First hand lessons from founders of a startup

This guest article is based on experiences shared by the founders of Creditas Solutions , @Anshuman Pawar and @Madan Srinivasan. Creditas , a company I have invested in, operates the ClearMyDues platform ( www.clearmydues.com)

•    Metric Focus: Pick one (and only one) metric that defines your current business. Resist the promoter urge to want simultaneous perfection across everything. Track that metric relentlessly and in great depth, and pursue growth of that metric aggressively. This focus seeps in to your organization as well so you can avoid problems where people are pulling in different directions. In certain cases, you might want to ask your team to drive a subset of your main metric but it should be directly and linearly correlated to what you are really looking to drive. 

o  What we did: Revenue was our metric. We invested in tracking it in detail with our CRM tools and MIS function. We created a 'Revenue Predictor' that, working on past trends and daily data, would provide us a daily prediction of revenue expected for the month. This was our early warning system to tell us whether any drastic course correction was needed.

o  Lessons we learnt: Most times, your metric will not be achieved exactly as per plan - the benefit of relentless focus is that when plans go awry (as they often do), you have thought so deeply and often about the metric that alternative plans spring to mind immediately and can be implemented with minimal organisational resistance. 

 •    Organization: Build your second-tier organization consciously and deliberately. This takes time, so do not expect to get it done in a rush. Ensure your key team members are also thinking about redundancy. One good way to execute this is to ask them whether they plan to be doing the same tasks a year down the line. If not, then they must hire and groom people to take their place

o  What we did: Our first step was to hire a CFO who proved invaluable in helping us focus on Sales and Growth and at the same time who ensured that governance did not take a backseat. Another massive benefit was the comfort in knowing that we had a trusted person overseeing the cash situation on a daily basis as well as giving us the confidence that we were set for a further 12 months of runway. Our second step was to hire people who we found extraordinary even if we did not have a direct role for them. Our belief has been that such people create value on their own, especially in a growing organization

o  Lessons we learnt: Make your hiring a gruelling process. Beyond the obvious benefit of better screening, it filters out candidates who might not survive the start-up grind. Lastly, candidates feel valued when they undergo a rigorous assessment rather than a slapdash Yes/ No interview.

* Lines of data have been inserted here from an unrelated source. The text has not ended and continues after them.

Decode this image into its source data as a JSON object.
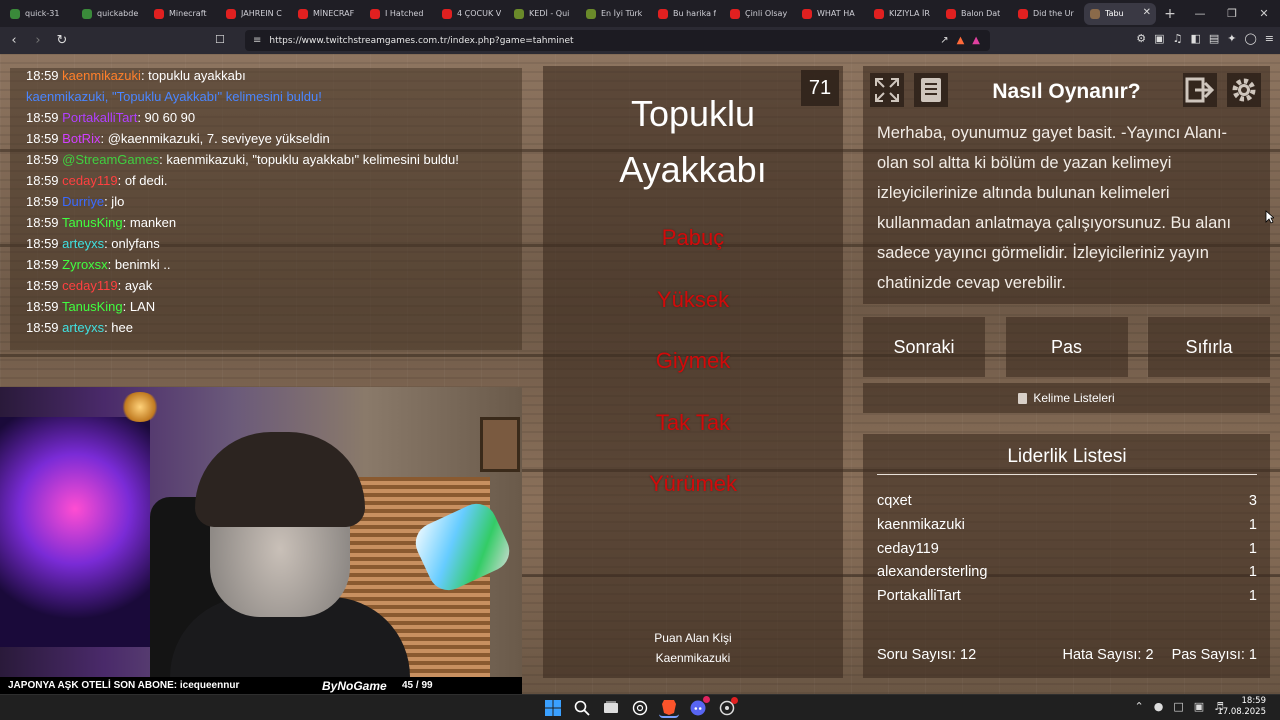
{
  "browser": {
    "tabs": [
      {
        "label": "quick-31",
        "color": "#3a8a3a"
      },
      {
        "label": "quickabde",
        "color": "#3a8a3a"
      },
      {
        "label": "Minecraft",
        "color": "#e02020"
      },
      {
        "label": "JAHREIN C",
        "color": "#e02020"
      },
      {
        "label": "MİNECRAF",
        "color": "#e02020"
      },
      {
        "label": "I Hatched",
        "color": "#e02020"
      },
      {
        "label": "4 ÇOCUK V",
        "color": "#e02020"
      },
      {
        "label": "KEDİ - Qui",
        "color": "#6a8a2a"
      },
      {
        "label": "En İyi Türk",
        "color": "#6a8a2a"
      },
      {
        "label": "Bu harika f",
        "color": "#e02020"
      },
      {
        "label": "Çinli Olsay",
        "color": "#e02020"
      },
      {
        "label": "WHAT HA",
        "color": "#e02020"
      },
      {
        "label": "KIZIYLA İR",
        "color": "#e02020"
      },
      {
        "label": "Balon Dat",
        "color": "#e02020"
      },
      {
        "label": "Did the Ur",
        "color": "#e02020"
      },
      {
        "label": "Tabu",
        "color": "#8a6a4a"
      }
    ],
    "url": "https://www.twitchstreamgames.com.tr/index.php?game=tahminet"
  },
  "chat": {
    "messages": [
      {
        "time": "18:59",
        "user": "kaenmikazuki",
        "color": "#ff7f2a",
        "text": ": topuklu ayakkabı"
      },
      {
        "time": "",
        "user": "kaenmikazuki, ",
        "color": "#4a86ff",
        "text": "\"Topuklu Ayakkabı\" kelimesini buldu!",
        "textColor": "#4a86ff",
        "highlight": "#3a9a3a"
      },
      {
        "time": "18:59",
        "user": "PortakalliTart",
        "color": "#b040ff",
        "text": ": 90 60 90"
      },
      {
        "time": "18:59",
        "user": "BotRix",
        "color": "#d040ff",
        "text": ": @kaenmikazuki, 7. seviyeye yükseldin"
      },
      {
        "time": "18:59",
        "user": "@StreamGames",
        "color": "#40d040",
        "text": ": kaenmikazuki, \"topuklu ayakkabı\" kelimesini buldu!"
      },
      {
        "time": "18:59",
        "user": "ceday119",
        "color": "#ff4040",
        "text": ": of dedi."
      },
      {
        "time": "18:59",
        "user": "Durriye",
        "color": "#3a6aff",
        "text": ": jlo"
      },
      {
        "time": "18:59",
        "user": "TanusKing",
        "color": "#40ff40",
        "text": ": manken"
      },
      {
        "time": "18:59",
        "user": "arteyxs",
        "color": "#40e0e0",
        "text": ": onlyfans"
      },
      {
        "time": "18:59",
        "user": "Zyroxsx",
        "color": "#40ff40",
        "text": ": benimki .."
      },
      {
        "time": "18:59",
        "user": "ceday119",
        "color": "#ff4040",
        "text": ": ayak"
      },
      {
        "time": "18:59",
        "user": "TanusKing",
        "color": "#40ff40",
        "text": ": LAN"
      },
      {
        "time": "18:59",
        "user": "arteyxs",
        "color": "#40e0e0",
        "text": ": hee"
      }
    ]
  },
  "stream_overlay": {
    "ticker": "JAPONYA AŞK OTELİ  SON ABONE: icequeennur",
    "brand": "ByNoGame",
    "progress_text": "45  /  99",
    "progress_fraction": 0.4545
  },
  "card": {
    "counter": "71",
    "word_line1": "Topuklu",
    "word_line2": "Ayakkabı",
    "taboo_words": [
      "Pabuç",
      "Yüksek",
      "Giymek",
      "Tak Tak",
      "Yürümek"
    ],
    "scorer_label": "Puan Alan Kişi",
    "scorer_name": "Kaenmikazuki"
  },
  "help": {
    "title": "Nasıl Oynanır?",
    "text": "Merhaba, oyunumuz gayet basit. -Yayıncı Alanı- olan sol altta ki bölüm de yazan kelimeyi izleyicilerinize altında bulunan kelimeleri kullanmadan anlatmaya çalışıyorsunuz. Bu alanı sadece yayıncı görmelidir. İzleyicileriniz yayın chatinizde cevap verebilir."
  },
  "buttons": {
    "next": "Sonraki",
    "pass": "Pas",
    "reset": "Sıfırla",
    "word_lists": "Kelime Listeleri"
  },
  "leaderboard": {
    "title": "Liderlik Listesi",
    "rows": [
      {
        "name": "cqxet",
        "score": "3"
      },
      {
        "name": "kaenmikazuki",
        "score": "1"
      },
      {
        "name": "ceday119",
        "score": "1"
      },
      {
        "name": "alexandersterling",
        "score": "1"
      },
      {
        "name": "PortakalliTart",
        "score": "1"
      }
    ],
    "question_count": "Soru Sayısı: 12",
    "error_count": "Hata Sayısı: 2",
    "pass_count": "Pas Sayısı: 1"
  },
  "taskbar": {
    "time": "18:59",
    "date": "17.08.2025"
  }
}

 •    Marketing: In an ideal work, good work will speak for itself. In real world, not so much. Never assume your clients (especially senior folk) know all the amazing stuff you've done for them. Ensure you market your achievements to them aggressively and in a manner that your stakeholders within the organization look good too. Everyone loves to talk about great initiatives they've taken so they will take your marketing narrative and promote it further to capture brownie points for themselves. 

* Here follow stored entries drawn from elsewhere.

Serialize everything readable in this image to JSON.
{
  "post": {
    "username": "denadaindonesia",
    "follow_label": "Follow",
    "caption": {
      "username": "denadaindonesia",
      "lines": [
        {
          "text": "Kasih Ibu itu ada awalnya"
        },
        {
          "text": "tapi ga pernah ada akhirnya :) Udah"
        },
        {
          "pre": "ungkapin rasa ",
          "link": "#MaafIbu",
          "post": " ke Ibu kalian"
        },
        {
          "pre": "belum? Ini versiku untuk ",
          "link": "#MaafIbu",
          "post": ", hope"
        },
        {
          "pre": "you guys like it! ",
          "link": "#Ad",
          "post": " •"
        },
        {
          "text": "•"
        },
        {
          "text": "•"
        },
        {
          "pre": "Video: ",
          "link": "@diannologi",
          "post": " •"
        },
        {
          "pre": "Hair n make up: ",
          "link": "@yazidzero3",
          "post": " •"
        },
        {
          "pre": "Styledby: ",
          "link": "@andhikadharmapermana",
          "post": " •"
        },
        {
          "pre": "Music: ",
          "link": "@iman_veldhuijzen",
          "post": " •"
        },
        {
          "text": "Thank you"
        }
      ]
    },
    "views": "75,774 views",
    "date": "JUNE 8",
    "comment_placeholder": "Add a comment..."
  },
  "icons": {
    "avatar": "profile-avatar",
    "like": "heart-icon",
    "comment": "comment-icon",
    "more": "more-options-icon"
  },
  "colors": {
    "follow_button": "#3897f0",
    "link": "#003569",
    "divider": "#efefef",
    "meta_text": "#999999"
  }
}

o  What we did: Circulated all minor and major successes to clients in a well-designed format which they could forward to higher ups within the organization. Doubled down on this by sending success snippets over WhatsApp which again benefited from easy 'shareability'

o  Lessons Learnt: The marketing rule also applies in inverse. If what you're doing cannot be sold internally as a success story, it will be a long arduous scale up within that organization

 •    Client Focus: Analogous to the top metric you are driving - pick the top clients you wish to drive. Its far better to go in-depth with the top client and create robust case-studies than to have a wide portfolio of indifferent results. This will cause somewhat risky revenue concentration in the short term but the confidence you derive from results and word of mouth of performance will even things out in the longer term

o  What we did: Focused on Axis bank - our top client. Ensured we understood as many of their problems as we could, crafted a solid platform to solve those problems and began to market our performance aggressively to other clients

o  Lessons we learnt: A client who is a strong advocate of your business model is likely to give you 10x the value of your remaining client list put together. Find and cultivate client advocates and not necessarily client lists.

Meta Lessons

• Patience is THE virtue: There are no quick results. Sales, Organization building and Business performance have an organic growth curve that resists hacking. This is not an argument for inaction but for constant, incremental action towards building people, relationships and processes.

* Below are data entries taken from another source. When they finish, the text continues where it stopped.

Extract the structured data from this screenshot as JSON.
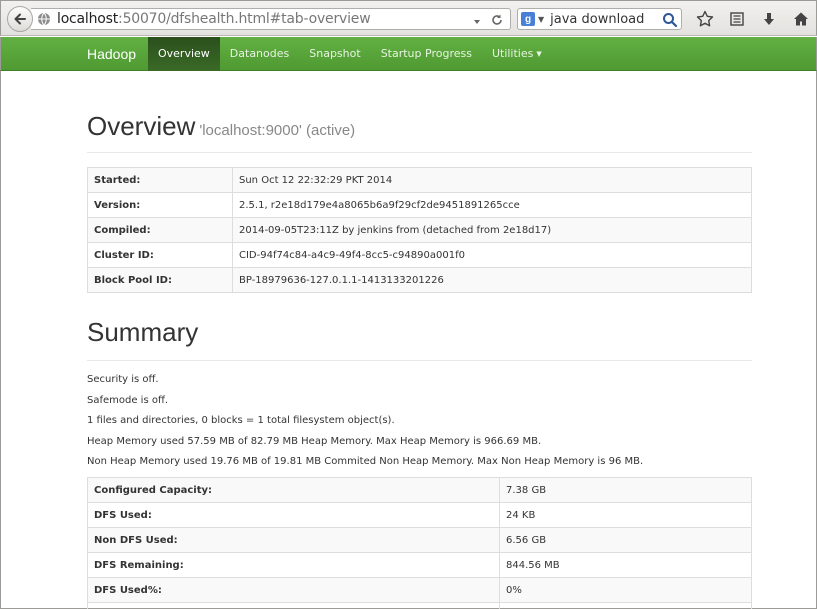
{
  "browser": {
    "url_host": "localhost",
    "url_rest": ":50070/dfshealth.html#tab-overview",
    "search_text": "java download"
  },
  "navbar": {
    "brand": "Hadoop",
    "items": [
      {
        "label": "Overview"
      },
      {
        "label": "Datanodes"
      },
      {
        "label": "Snapshot"
      },
      {
        "label": "Startup Progress"
      },
      {
        "label": "Utilities"
      }
    ]
  },
  "overview": {
    "title": "Overview",
    "subtitle": "'localhost:9000' (active)",
    "rows": [
      {
        "key": "Started:",
        "value": "Sun Oct 12 22:32:29 PKT 2014"
      },
      {
        "key": "Version:",
        "value": "2.5.1, r2e18d179e4a8065b6a9f29cf2de9451891265cce"
      },
      {
        "key": "Compiled:",
        "value": "2014-09-05T23:11Z by jenkins from (detached from 2e18d17)"
      },
      {
        "key": "Cluster ID:",
        "value": "CID-94f74c84-a4c9-49f4-8cc5-c94890a001f0"
      },
      {
        "key": "Block Pool ID:",
        "value": "BP-18979636-127.0.1.1-1413133201226"
      }
    ]
  },
  "summary": {
    "title": "Summary",
    "lines": [
      "Security is off.",
      "Safemode is off.",
      "1 files and directories, 0 blocks = 1 total filesystem object(s).",
      "Heap Memory used 57.59 MB of 82.79 MB Heap Memory. Max Heap Memory is 966.69 MB.",
      "Non Heap Memory used 19.76 MB of 19.81 MB Commited Non Heap Memory. Max Non Heap Memory is 96 MB."
    ],
    "rows": [
      {
        "key": "Configured Capacity:",
        "value": "7.38 GB"
      },
      {
        "key": "DFS Used:",
        "value": "24 KB"
      },
      {
        "key": "Non DFS Used:",
        "value": "6.56 GB"
      },
      {
        "key": "DFS Remaining:",
        "value": "844.56 MB"
      },
      {
        "key": "DFS Used%:",
        "value": "0%"
      },
      {
        "key": "",
        "value": ""
      }
    ]
  }
}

• Survival compounds Opportunities: The longer we’ve stayed in the game, the more the market is rewarding us with unexpected opportunities. This is akin to monthly compounding of reputation which yields dividends periodically and a massive payoff down the line. 

• School of hard knocks: Whether you win or lose daily, it is crucial to filter the noise out and focus on the long term. External blows are rarely fatal, it’s the internal loss of confidence that will kill you. As a corollary, composure is a much better skill to cultivate than excitability and keeps you team on even keel as well.